Innovative separation model for boron removal from silicon during slag refining based on ion and molecule coexistence theory

How to reduce boron concentration to an extremely low level has become a major obstacle during silicon waste recycling. As a simple and efficient method of removing impurities, slag refining plays an increasingly important role for industrial silicon waste recovery. The deboration ability of slag is usually evaluated by boron distribution ratio L B . However, the development of a separation prediction model is challenged by the limitations on the recognition of impurity structure in slag and complexity of slag-silicon reactions.

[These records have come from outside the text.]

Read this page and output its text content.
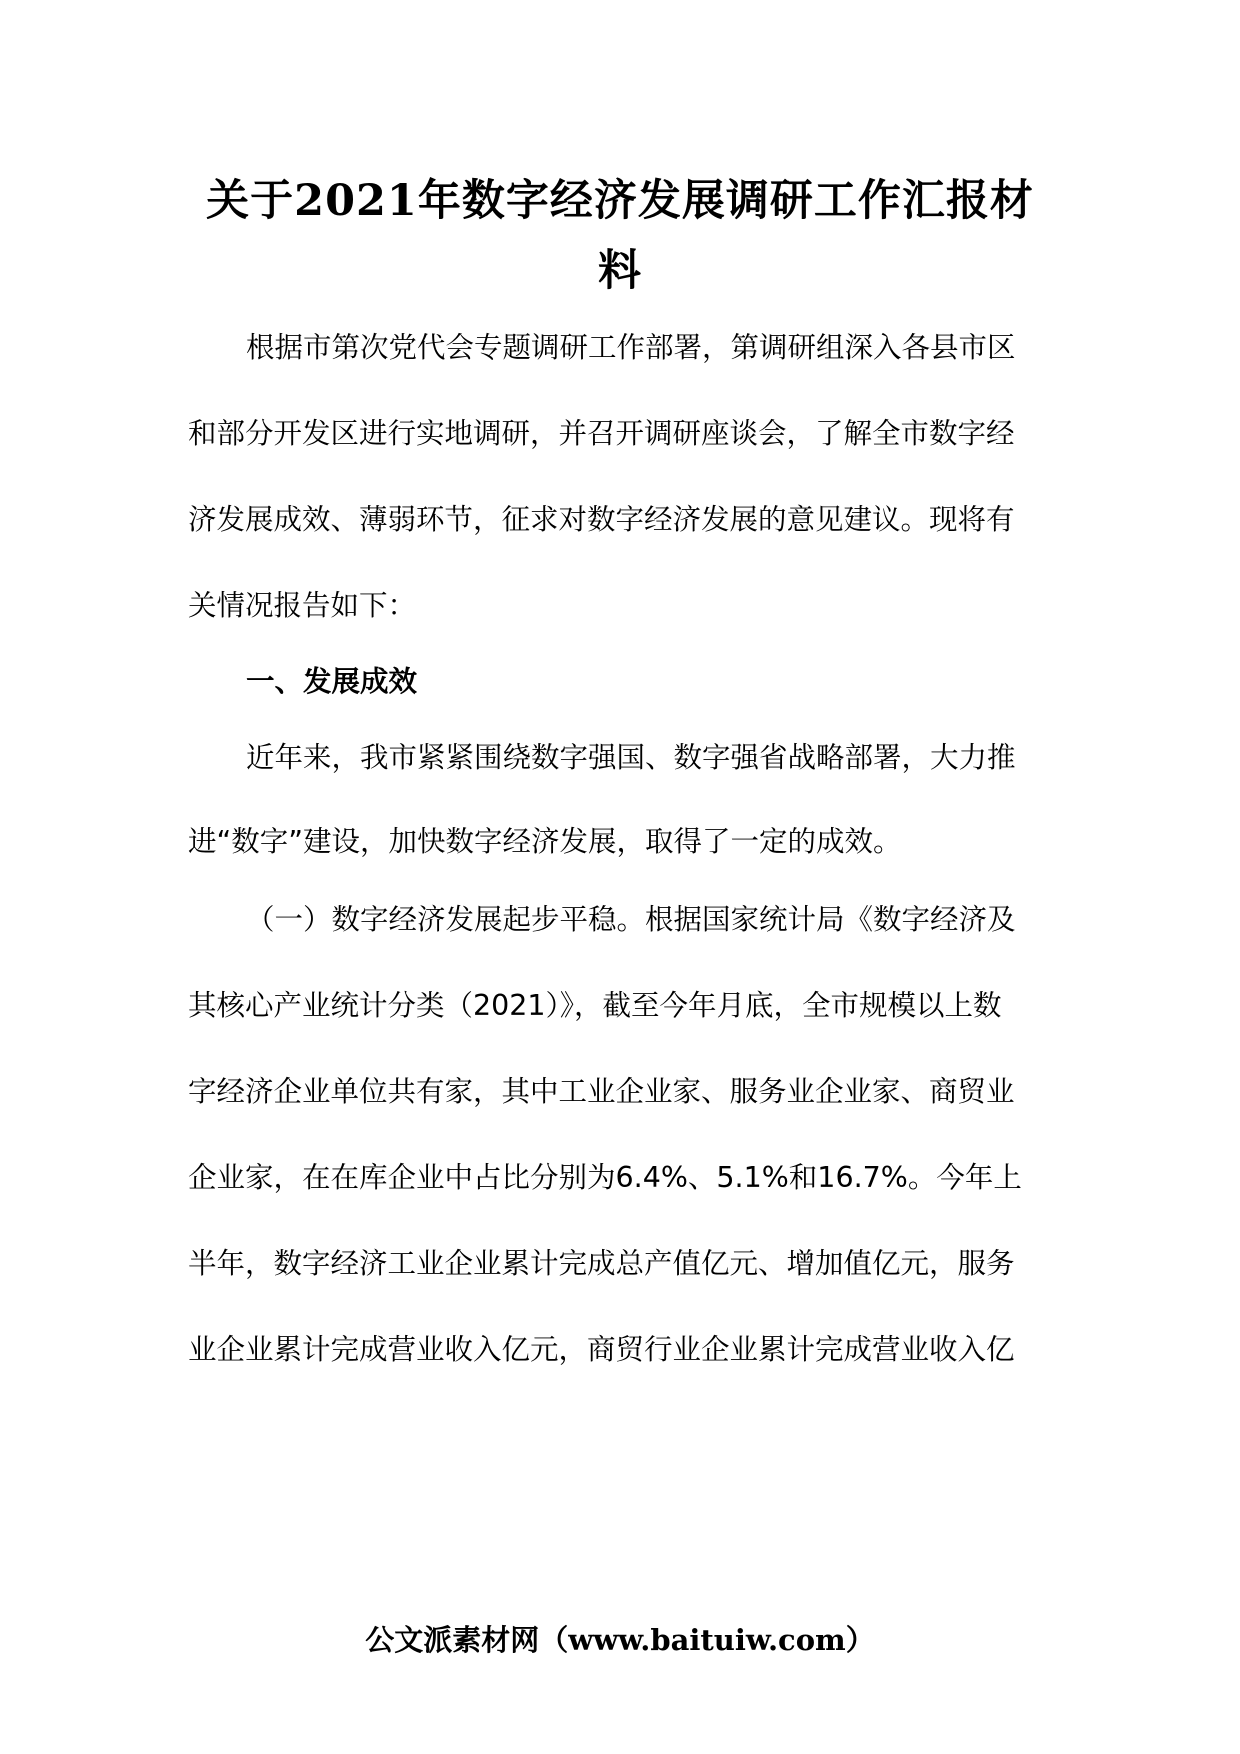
关于2021年数字经济发展调研工作汇报材
料
根据市第次党代会专题调研工作部署，第调研组深入各县市区
和部分开发区进行实地调研，并召开调研座谈会，了解全市数字经
济发展成效、薄弱环节，征求对数字经济发展的意见建议。现将有
关情况报告如下：
一、发展成效
近年来，我市紧紧围绕数字强国、数字强省战略部署，大力推
进“数字”建设，加快数字经济发展，取得了一定的成效。
（一）数字经济发展起步平稳。根据国家统计局《数字经济及
其核心产业统计分类（2021）》，截至今年月底，全市规模以上数
字经济企业单位共有家，其中工业企业家、服务业企业家、商贸业
企业家，在在库企业中占比分别为6.4%、5.1%和16.7%。今年上
半年，数字经济工业企业累计完成总产值亿元、增加值亿元，服务
业企业累计完成营业收入亿元，商贸行业企业累计完成营业收入亿
公文派素材网（www.baituiw.com）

Herein, a novel thermodynamic model for predicting boron distribution ratio between CaO-SiO 2 based slags and molten silicon has been developed based on ion and molecule coexistence theory (IMCT), i.e., IMCT- L B model. The reaction abilities of structural units are represented by the calculated mass action concentration. The predictive boron distribution ratio between CaO-SiO 2 , CaO-Al 2 O 3 -SiO 2 , CaF 2 -CaO-SiO 2 slags and silicon correspond well with experimental data, reflecting the reasonability of IMCT- L B model. According to IMCT, deboration reactions between slags and silicon can be represented by ion couples (Ca 2+ + O 2– ), simple molecule Al 2 O 3 with SiO 2 to form eight deboration products as B 2 O 3 , 3CaO · B 2 O 3 , 2CaO · B 2 O 3 , CaO · B 2 O 3 , CaO · 2B 2 O 3 , 2Al 2 O 3 · B 2 O 3 , 9Al 2 O 3 · B 2 O 3 , CaO · 2SiO 2 · B 2 O 3 . With the developed IMCT- L B model, the respective boron distribution ratio L B , i of the eight deboration products can be determined quantitatively. Furthermore, the effect of temperature, mass ratio of CaO to SiO 2 (%CaO/%SiO 2 ), Al 2 O 3 and CaF 2 content of CaO-SiO 2 based slags on L B are fully discussed.